November finally came, and when the growing season ended, so did my job.  I stayed in Ithaca with my partner (now husband!) Dan and went on to a series of different jobs in Cornell's Department of Entomology but something had changed.  My heart was no longer in that field and my interests were turning more and more towards plants, so in 1988 I applied to the Cornell Graduate School for a degree in Systematic Botany.  After spending 3 years of grad school in the Liberty Hyde Bailey Hortorium, in 1991 I left Cornell and Ithaca for good and I've been in Washington, DC ever since.

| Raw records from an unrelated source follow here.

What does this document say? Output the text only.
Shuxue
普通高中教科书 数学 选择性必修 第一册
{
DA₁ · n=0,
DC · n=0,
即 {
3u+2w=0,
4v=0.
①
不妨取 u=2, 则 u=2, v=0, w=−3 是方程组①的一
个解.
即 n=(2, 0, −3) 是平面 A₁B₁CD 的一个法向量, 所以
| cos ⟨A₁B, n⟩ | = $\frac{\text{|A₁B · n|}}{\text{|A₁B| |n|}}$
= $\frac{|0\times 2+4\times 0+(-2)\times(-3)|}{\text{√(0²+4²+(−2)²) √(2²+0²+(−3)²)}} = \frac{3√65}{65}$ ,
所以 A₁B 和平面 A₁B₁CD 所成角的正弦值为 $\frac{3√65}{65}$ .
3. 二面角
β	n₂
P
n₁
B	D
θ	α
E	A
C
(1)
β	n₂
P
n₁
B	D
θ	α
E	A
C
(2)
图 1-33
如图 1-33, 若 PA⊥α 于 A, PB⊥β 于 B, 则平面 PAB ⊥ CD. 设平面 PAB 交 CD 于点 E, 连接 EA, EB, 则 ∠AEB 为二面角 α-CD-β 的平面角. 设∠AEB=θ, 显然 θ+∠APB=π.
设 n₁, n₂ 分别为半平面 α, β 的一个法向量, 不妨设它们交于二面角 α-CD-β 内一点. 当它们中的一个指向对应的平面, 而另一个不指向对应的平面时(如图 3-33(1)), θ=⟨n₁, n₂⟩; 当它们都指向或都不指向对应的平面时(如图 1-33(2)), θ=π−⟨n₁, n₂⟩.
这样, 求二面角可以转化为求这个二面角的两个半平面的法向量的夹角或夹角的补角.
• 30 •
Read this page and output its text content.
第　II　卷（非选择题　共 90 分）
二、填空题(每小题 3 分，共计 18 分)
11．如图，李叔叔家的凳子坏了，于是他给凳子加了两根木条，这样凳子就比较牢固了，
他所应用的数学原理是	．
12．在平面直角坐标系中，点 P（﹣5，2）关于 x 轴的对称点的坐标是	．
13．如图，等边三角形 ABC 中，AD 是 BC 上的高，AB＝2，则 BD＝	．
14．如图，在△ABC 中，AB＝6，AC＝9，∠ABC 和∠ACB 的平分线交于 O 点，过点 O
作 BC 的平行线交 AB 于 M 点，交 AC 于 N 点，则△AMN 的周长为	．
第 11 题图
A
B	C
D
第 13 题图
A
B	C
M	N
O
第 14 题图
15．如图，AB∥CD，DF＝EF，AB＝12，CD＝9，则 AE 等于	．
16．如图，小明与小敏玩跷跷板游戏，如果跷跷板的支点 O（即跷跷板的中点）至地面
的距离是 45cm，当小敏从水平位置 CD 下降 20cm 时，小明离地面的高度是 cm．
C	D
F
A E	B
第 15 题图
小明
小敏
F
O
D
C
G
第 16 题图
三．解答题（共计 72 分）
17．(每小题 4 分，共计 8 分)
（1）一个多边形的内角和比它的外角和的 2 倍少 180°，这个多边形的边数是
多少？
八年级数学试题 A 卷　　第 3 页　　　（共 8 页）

I had a chance to revisit my old haunts, including the Cornell Plantations, when Dan and I went back to Cornell for our 20th reunion in 2004.  I was pleased to see that one of my favorite trees, a specimen of Magnolia macrophylla, was still alive and even more impressive than I remembered it.  I was always amazed that such a tropical-looking tree could be so hardy, and this was one of my early inspirations to seek out tropical-looking hardy plants.  It's not a stretch to say that that tree led me to this blog 30 years later.

Magnolia macrophylla
Magnolia macrophylla, Cornell Plantations, 2004

Entirely by chance, while we were visiting the Plantations I ran into Mary.  I said hello and as we chatted I was finally able to tell her how much I enjoyed that job and appreciated what I had learned from her.  It's hard to believe that was already 10 years ago, and my 30th reunion is coming up later this year.  I hope to have some photos with a new perspective to post from the Cornell Plantations.

Getting the best photo (cropped)


  1. Wonderful story, thank you for sharing it. I also love the photo of you and the Magnolia macrophylla. Please forgive me if you've covered this, but what exactly is your current profession? Meaning where do you spend your work days?

    1. Thanks! I work in the U.S. National Herbarium (Smithsonian Institution, National Museum of Natural History). If you search my name on Google Scholar you'll find papers I've authored or co-authored but lately my job is mostly collections & data management and not really related to what I'm blogging about.